Unflinching Swallow a Shattering Human Drama of Self-Discovery
Hunter (Haley Bennett) appears to be living a real-life fairy tale. She’s married to the rich, powerful and fabulously attractive Richie Conrad (Austin Stowell), and has apparently been accepted by his prim and proper parents Katherine (Elizabeth Marvel) and Michael (David Rasche) with open arms. The pair live in an immaculately maintained suburban home filled with all types of modern conveniences. Hunter herself has the best of everything including clothes, shoes, makeup and jewelry. It’s all a picture-perfect dream come true, the young woman having it all and then some.
But looks aren’t everything. Hunter is unhappy. She’s lonely. She often feels like a porcelain doll trapped inside a glass display case as if she were in a massive diorama for all the world to look at, fawn over and judge. The newlywed wife longs for honest human interactions, or at least something that makes her feel like more than another one of her husband Richie’s expensive possessions. Hunter wants to feel alive, wants to have a secret that is hers and hers alone, and somehow, someway she’s going to make sure this happens.
Less is more as it pertains to Carlo Mirabella-Davis’ (The Swell Season) marvelous feature-length narrative debut Swallow, and I was so glad that I knew not much more than that basic narrative outline before I sat down to give this emotionally stirring drama a look. This is an intimate, masterfully modulated character study of abuse, isolation, depression and obsession that grows in chillingly personal impact as it goes along, ultimately exploding as a deeply complex and shatteringly effective saga of female empowerment and individual self-discovery that blew me away.
The initial hook is that Hunter develops a psychological medical condition known as “Pica,” a disorder where people begin ingesting items that are, to put it mildly, normally inedible. In this case, Hunter begins swallowing several strange items, including earrings, marbles, pushpins and even a battery. Complications unsurprisingly arise once her new family becomes aware of the situation, Richie and his parents getting her the best in medical care, a seemingly caring psychiatrist and even a watchful aid to keep an eye on her around the house.
It is here where the film begins to confidently come into its own. While Hunter’s condition is definitely in need of treatment, it is how the rest of the Conrads react to it outside the glare of the public where their true colors emerge, as it is that very socially acceptable image they wish to protect more than anything else. For them, perception is reality, the carefully constructed artifice more authentic than any fantasy. The deeper issues Hunter’s battle with Pica end up revealing are hardly their concern, the only thing they want her to be is a pretty face who sits there and smiles, says the right things and bares a kid or two to ensure the continuation of the family name.
This is an all-too-common refrain young women hear far too much of, even in today’s #MeToo environment. Sit still. Look pretty. Be silent. Don’t have an opinion. Keep a spotless home. Make sure dinner is on the table. Don’t make waves. This is what Hunter believes she should be okay with until the realization hits her that having all of that will ruin her life. She finds there is more to living than seeming to “have it all,” and if one’s own internal demons aren’t laid to rest than even a passing semblance of personal happiness will end up being impossible.
Back in 2007 I’d made a passing remark that youngster Haley Bennett came close to stealing the charming romantic comedy Music and Lyrics right out from underneath megastar leads Hugh Grant and Drew Barrymore, no small feat in my book. Her performance as pop starlet Cora Corman was a total delight, and I instantly knew that, if given the right opportunity, she had all the makings of a major star.

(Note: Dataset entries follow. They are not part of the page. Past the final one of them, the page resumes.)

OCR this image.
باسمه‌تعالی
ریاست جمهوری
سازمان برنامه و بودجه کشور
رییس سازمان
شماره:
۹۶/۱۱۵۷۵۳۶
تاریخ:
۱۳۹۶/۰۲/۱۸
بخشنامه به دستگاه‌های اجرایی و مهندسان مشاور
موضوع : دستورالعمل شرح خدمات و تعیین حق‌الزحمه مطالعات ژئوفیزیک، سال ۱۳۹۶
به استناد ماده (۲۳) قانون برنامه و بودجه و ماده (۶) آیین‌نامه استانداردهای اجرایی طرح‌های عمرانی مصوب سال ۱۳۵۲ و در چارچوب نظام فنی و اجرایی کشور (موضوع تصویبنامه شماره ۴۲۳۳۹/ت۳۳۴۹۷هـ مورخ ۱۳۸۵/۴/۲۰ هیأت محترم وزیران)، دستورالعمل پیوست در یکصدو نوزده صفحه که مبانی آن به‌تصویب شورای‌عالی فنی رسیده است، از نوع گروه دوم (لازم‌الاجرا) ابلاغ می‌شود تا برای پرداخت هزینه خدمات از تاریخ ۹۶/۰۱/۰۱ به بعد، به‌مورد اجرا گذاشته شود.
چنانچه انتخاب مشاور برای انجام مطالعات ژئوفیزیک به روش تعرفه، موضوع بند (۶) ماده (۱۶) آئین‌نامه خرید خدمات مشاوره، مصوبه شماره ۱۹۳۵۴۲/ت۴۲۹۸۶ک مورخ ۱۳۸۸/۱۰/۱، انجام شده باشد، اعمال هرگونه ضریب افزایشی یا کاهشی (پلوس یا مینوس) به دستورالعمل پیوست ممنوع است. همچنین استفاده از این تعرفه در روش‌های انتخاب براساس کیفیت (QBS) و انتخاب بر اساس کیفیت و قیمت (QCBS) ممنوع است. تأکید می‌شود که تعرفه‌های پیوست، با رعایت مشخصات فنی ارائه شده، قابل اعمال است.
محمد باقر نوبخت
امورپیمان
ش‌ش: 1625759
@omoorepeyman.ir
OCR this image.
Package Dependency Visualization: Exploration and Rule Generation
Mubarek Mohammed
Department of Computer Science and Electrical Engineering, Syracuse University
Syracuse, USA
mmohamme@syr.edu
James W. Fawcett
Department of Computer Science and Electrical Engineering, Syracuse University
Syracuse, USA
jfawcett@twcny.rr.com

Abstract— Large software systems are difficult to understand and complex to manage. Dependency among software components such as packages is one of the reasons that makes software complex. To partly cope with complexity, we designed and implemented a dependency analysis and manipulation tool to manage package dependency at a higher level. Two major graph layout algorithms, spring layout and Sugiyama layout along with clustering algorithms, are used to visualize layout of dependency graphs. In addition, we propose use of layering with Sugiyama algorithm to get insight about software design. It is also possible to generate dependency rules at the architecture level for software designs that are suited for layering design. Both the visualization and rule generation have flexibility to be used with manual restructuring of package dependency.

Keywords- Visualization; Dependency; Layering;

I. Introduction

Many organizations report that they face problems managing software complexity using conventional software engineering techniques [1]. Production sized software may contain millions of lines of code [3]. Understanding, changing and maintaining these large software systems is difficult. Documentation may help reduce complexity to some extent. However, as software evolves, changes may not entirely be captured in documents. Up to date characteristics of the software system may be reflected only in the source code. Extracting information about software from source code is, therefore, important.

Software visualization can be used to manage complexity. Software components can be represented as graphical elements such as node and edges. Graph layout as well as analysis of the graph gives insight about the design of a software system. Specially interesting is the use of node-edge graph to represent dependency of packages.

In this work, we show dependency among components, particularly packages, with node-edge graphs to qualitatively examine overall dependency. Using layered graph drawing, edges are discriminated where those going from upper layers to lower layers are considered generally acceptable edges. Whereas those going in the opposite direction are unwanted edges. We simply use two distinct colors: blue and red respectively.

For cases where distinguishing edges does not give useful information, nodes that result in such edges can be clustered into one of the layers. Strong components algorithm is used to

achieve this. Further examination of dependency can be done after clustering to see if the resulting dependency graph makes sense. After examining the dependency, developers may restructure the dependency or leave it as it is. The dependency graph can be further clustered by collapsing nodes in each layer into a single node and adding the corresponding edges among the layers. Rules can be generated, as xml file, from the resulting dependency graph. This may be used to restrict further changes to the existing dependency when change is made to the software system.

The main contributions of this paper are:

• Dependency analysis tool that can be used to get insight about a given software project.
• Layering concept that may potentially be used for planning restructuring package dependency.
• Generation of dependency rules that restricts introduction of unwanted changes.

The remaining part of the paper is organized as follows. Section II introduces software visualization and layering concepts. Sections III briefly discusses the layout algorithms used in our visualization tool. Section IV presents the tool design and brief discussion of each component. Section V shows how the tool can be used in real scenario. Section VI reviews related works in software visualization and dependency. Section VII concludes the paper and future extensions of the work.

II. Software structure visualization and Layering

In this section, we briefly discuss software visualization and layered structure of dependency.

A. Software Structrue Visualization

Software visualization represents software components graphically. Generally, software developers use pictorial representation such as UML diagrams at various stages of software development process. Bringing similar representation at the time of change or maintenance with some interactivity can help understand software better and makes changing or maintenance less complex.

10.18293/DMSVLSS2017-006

After solid turns supporting turns in a variety of motion pictures, including the otherwise disappointing Emily Blunt thriller The Girl on the Train and the reasonably solid The Magnificent Seven remake starring Denzel Washington and Chris Pratt, Bennett is finally given a lead role that matches her superlative talents. Her performance as Hunter is a constant revelation, the young woman’s early breathy timidity masking a bevy of deeper insecurities, all of which are stripped away piecemeal with each inanimate object she digests. Bennett never overplays her hand, keeping her emotions in check until the moment they burst unexpectedly out into the open as if she were a human-shaped balloon pricked by a sinisterly sharpened bobby pin.
There are a couple of key subplots Mirabella-Davis takes great care to explore in shocking detail, but I’m reticent to go into either of them as doing so would spoil the film’s final act. What I will say is that one of them proves to be so shocking, it’s likely the final scene might trigger a catastrophic response from some members of the audience. At the very least, it will certainly fuel some heated debates between viewers contemplating exactly why Hunter makes the decision that she does and what doing so will mean for her psychological well-being moving forward.
As to the other one, it’s the catalyst that makes this climax possible, so I don’t even want to hint what happens there. What I will say is that veteran character actor Denis O’Hare makes a pivotal appearance, and the resulting scene between he and Bennett is extraordinary. In the space of five or so minutes, Mirabella-Davis manages to bring all of the various themes he’s been exploring throughout Swallow to shockingly haunting culmination, all of which makes his insightful drama nothing less than unforgettable.